4 execution collectors lined up for the funds: the Financial institution of Montreal, the Toronto-Dominion Financial institution, Amex Financial institution of Canada, and a personal creditor, Shohreh Eslami-Manouchehri. Then the borrower’s former partner, Zahra Salimi Marand, stepped in. She held a household court docket order from September 17, 2025, granting her $387,919 in spousal and little one help.
Salimi Marand argued her judgment ought to rank forward of the banks and the opposite collectors. She requested the court docket to invalidate their writs and to put aside an earlier default judgment that Eslami-Manouchehri held towards her former partner.
Affiliate Justice Jolley rejected each a part of that argument. Precedence amongst collectors, the decide held, is fastened when the fund is created – right here, when the property sale closed in January 2020. At that time, the banks and Eslami-Manouchehri already held execution judgments towards the borrower. The help order didn’t exist for an additional 5 years and couldn’t attain again to leapfrog them.

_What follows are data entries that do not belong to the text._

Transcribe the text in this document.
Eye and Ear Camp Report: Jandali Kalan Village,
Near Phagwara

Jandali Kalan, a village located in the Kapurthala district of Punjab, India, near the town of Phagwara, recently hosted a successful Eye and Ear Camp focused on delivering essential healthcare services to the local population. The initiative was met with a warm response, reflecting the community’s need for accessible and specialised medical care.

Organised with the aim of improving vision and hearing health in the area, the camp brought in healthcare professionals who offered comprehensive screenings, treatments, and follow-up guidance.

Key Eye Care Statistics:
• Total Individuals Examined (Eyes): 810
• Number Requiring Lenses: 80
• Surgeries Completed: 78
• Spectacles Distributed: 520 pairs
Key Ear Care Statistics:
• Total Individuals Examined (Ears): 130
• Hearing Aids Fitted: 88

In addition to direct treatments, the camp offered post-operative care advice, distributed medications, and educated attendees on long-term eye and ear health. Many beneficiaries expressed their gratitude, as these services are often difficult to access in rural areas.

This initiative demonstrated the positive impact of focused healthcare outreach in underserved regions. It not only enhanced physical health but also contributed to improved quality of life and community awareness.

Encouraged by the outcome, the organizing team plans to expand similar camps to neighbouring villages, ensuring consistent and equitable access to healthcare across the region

The court docket leaned on settled authority, together with a 2013 Ontario case the decide known as almost equivalent, the place a toddler help order obtained days after a sale was denied precedence over earlier judgment collectors. Underneath Ontario’s Collectors’ Reduction Act, 2010, the ruling stated, the order of fee can’t be rewritten on equity grounds alone.
The decide acknowledged the partner’s scenario was troublesome however stated sympathy for one claimant can’t override the knowledge that lenders and the broader credit score system rely upon. The court docket additionally renewed an execution writ for the Toronto-Dominion Financial institution that had lapsed in 2024, noting the financial institution had by no means deserted its declare and had taken half within the proceedings since 2021.